The Hospital Clínic de Barcelona is a pioneer in the treatment of and the approach to liver cancer, and we are proud of that. At the start, before it was a Unit but simply a team devoted to liver cancer, the way of classifying and treating these patients in accordance with scientific evidence was defined and organized. I think that was of key importance in influencing (in the good sense of the word) the rest of the world. Liver cancer is associated with the Hospital Clínic de Barcelona. The Unit’s philosophy is transversal, multidisciplinary, patient-centred work, so as to offer the patient the best care and the best treatment. One of the keys to this successful model is that the care is very well organized and protocolized. This means we have valuable clinical information, which allows us to carry out translational research and, at the same time, clinical research. This work philosophy has been exported to other centres and countries around the world.
What challenges will liver cancer research and treatment face in the next 10-15 years?

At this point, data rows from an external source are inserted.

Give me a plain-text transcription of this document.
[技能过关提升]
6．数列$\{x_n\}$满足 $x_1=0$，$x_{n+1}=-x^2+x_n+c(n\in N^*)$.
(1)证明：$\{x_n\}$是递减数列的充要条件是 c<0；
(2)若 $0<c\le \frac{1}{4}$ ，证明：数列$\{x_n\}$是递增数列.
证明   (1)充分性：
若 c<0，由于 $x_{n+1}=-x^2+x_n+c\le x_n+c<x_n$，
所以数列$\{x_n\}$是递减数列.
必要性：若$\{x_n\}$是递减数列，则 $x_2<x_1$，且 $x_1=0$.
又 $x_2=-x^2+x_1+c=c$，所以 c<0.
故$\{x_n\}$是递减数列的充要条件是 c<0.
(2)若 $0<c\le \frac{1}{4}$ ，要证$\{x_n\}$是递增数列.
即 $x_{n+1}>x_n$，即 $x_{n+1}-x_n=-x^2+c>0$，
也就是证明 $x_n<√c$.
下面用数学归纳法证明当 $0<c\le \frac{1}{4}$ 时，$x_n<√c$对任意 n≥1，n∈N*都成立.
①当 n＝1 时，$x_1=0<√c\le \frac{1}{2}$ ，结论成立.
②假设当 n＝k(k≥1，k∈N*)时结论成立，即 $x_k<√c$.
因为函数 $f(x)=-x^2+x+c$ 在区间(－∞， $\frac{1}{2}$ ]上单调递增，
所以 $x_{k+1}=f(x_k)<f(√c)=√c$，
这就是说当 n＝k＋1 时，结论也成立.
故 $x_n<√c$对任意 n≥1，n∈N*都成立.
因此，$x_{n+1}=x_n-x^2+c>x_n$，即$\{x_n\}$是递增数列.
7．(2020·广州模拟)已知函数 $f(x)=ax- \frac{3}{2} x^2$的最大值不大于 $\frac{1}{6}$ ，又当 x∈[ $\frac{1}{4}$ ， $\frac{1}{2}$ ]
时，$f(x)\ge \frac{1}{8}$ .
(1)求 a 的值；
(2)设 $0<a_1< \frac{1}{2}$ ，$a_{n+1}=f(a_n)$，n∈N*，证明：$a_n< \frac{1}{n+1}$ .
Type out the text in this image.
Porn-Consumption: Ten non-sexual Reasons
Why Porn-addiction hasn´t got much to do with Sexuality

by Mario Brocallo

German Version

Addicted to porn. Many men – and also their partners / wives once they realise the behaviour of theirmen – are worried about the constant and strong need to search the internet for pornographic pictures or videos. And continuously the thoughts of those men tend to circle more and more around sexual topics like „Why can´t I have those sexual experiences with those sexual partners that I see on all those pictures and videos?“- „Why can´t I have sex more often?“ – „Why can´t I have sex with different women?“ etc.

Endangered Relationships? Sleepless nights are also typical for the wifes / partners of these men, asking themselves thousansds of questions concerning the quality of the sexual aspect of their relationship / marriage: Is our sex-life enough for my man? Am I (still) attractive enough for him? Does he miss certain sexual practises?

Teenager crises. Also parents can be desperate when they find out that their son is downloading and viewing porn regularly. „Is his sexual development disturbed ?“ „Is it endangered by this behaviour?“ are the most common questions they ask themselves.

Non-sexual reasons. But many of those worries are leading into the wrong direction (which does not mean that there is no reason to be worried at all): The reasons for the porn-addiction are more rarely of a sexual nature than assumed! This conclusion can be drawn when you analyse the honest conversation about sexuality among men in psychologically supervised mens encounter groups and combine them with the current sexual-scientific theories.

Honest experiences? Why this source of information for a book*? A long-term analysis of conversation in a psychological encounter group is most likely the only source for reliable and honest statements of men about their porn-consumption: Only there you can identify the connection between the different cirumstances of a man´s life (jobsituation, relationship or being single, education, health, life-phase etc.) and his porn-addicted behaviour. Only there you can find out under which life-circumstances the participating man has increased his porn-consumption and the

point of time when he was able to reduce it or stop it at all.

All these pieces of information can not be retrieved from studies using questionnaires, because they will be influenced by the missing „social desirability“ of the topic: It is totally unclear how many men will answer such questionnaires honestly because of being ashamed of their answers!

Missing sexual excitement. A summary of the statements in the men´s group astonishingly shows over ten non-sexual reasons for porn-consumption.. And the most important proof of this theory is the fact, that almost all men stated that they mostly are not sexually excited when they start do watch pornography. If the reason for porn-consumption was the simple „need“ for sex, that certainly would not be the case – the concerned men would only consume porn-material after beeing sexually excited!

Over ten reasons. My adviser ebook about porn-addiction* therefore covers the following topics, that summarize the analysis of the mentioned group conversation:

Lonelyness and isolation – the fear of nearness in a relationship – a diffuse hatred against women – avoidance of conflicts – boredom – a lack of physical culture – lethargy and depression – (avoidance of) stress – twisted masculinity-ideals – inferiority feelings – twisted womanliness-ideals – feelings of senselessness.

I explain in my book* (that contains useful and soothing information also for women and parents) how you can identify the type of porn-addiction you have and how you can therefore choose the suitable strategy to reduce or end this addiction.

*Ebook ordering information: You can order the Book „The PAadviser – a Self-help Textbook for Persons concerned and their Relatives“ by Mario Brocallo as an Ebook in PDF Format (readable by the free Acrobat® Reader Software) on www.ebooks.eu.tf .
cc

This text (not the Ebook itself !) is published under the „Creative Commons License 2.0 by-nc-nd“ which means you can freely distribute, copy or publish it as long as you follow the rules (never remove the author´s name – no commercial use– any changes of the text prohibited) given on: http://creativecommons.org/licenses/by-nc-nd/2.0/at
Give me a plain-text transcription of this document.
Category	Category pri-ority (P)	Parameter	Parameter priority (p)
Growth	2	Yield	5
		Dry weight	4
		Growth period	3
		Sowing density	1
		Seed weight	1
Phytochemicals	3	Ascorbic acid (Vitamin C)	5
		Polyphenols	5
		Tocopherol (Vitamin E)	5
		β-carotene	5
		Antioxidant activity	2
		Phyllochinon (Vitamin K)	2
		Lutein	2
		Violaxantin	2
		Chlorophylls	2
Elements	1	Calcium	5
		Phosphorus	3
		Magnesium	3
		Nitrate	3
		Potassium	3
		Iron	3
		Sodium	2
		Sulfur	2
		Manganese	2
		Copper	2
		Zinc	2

When we see and treat patients in outpatient or inpatient consultations, many clinical questions arise that generate clinical or laboratory studies in which we have to find the answers. Connecting experts in each area is essential in order to make progress. This is why we need the clinical or surgical expert, the laboratory expert, the radiology expert, etc. to work in the most transversal and coordinated manner possible in order to get the answers. In liver cancer there is a lot of basic and translational research, but there are very few studies that allow us to obtain palpable results in the patient. This is why we have redesigned the way of carrying out translational research, and we hope to obtain results in the next few years. My challenge is to be able to incorporate solid translational results into the next BCLC updates, and to achieve what is known as Precision Oncology based on molecular profiling.
Another aspect is artificial intelligence. There is still a long way to go here. We must find synergies with specialists with different profiles to those in the healthcare field, who can help us with our work: engineers, physicists, etc. This is research too, and we have a long road ahead of us.